Monday 31 August 2009

Domain Models, Data Models, and How They Resemble Each Other


Dear Junior

In what ways domain models and data models should resemble each other is a really interesting topic. It is not uncommon for me to ask for what a “Foo” and a “Bar” really are and what their relationships are and upon that question being answered by the architect who with a smiling face show me the database schema, complete with join tables and everything. That was not what I had in mind.

So what is the difference between a database data model and a DDD domain model? Why do I care?

For me, it basically boils down to the purpose of the respective model. The purpose of the database data model is to provide the system with an efficient storage for persisting data, and for searching same data. The purpose of the domain model (a la Domain Driven Design) is to work as the focal point and a vehicle for communication about the system. In the database model you might have redundancy and pre-aggregated data for efficiency. In the domain model you try to make each concept and each relation as clear and unambiguous as possible.
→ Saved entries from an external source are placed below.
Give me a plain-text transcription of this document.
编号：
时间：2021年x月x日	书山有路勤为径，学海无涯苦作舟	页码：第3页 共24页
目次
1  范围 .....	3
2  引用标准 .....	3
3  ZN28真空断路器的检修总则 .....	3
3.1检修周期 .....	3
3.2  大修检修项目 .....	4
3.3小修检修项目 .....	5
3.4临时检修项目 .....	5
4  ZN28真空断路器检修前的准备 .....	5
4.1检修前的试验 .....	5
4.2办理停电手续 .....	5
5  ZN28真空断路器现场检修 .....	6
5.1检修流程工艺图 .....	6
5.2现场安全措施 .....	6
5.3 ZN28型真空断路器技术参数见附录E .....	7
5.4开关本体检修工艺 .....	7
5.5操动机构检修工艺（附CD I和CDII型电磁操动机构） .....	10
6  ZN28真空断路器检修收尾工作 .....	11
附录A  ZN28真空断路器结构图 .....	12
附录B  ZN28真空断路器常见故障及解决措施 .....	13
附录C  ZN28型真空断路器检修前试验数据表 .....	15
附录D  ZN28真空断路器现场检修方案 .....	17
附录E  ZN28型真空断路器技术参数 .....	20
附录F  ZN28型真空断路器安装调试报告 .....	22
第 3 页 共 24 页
True, in some places the database model is used as the domain model, and even the business side domain experts have learned to read the schemas. My experience is that even though this might work, for example by using ER-diagrams instead of the actual tables, it has its limitations. First, people tend to forget the distinction between the concepts per se, and their realisation in the database. So, if you want to re-conceptualise (which is good to try from time to time) you might be struck with counter arguments such as “but that will violate the constraints in the triggers”. Secondly, a database data model must by necessity cover every single piece of persistent data – however marginal its importance. To do strict modelling of a concept is a quite brain-expensive operation, thus it is simple waste of precious resources to do so on every minute detail. To get leverage out of your modelling efforts it usually suffices to concentrate on the most central parts. Thirdly, a database model will leave out data that is not persistent, or is extracted or imported from other sources - and those might well be very central to the conceptual understanding of the problem at hand.

For these reasons, I simply advice to do a separate domain model, even if you have a complete database model in place. They simply facilitate different kinds of discussions.

So, how much should these models resemble each other? Well, let us say that we have established that the domain model is the focal point of discussion. Further on, the domain model has grown out of a discussion where several types of input and considerations have been taken into account: how the customers of the product (e g end users) think, standards within the domain, GUI experts, and database experts. All those inputs are needed to give a model that fulfils its purpose – to enable us to build a good system. In that way the domain model is the result of a negotiation between several parties with the goal of meeting each party’s need as well as possible. So, as the database expert has his or her say in that discussion, there should be some level of resemblance.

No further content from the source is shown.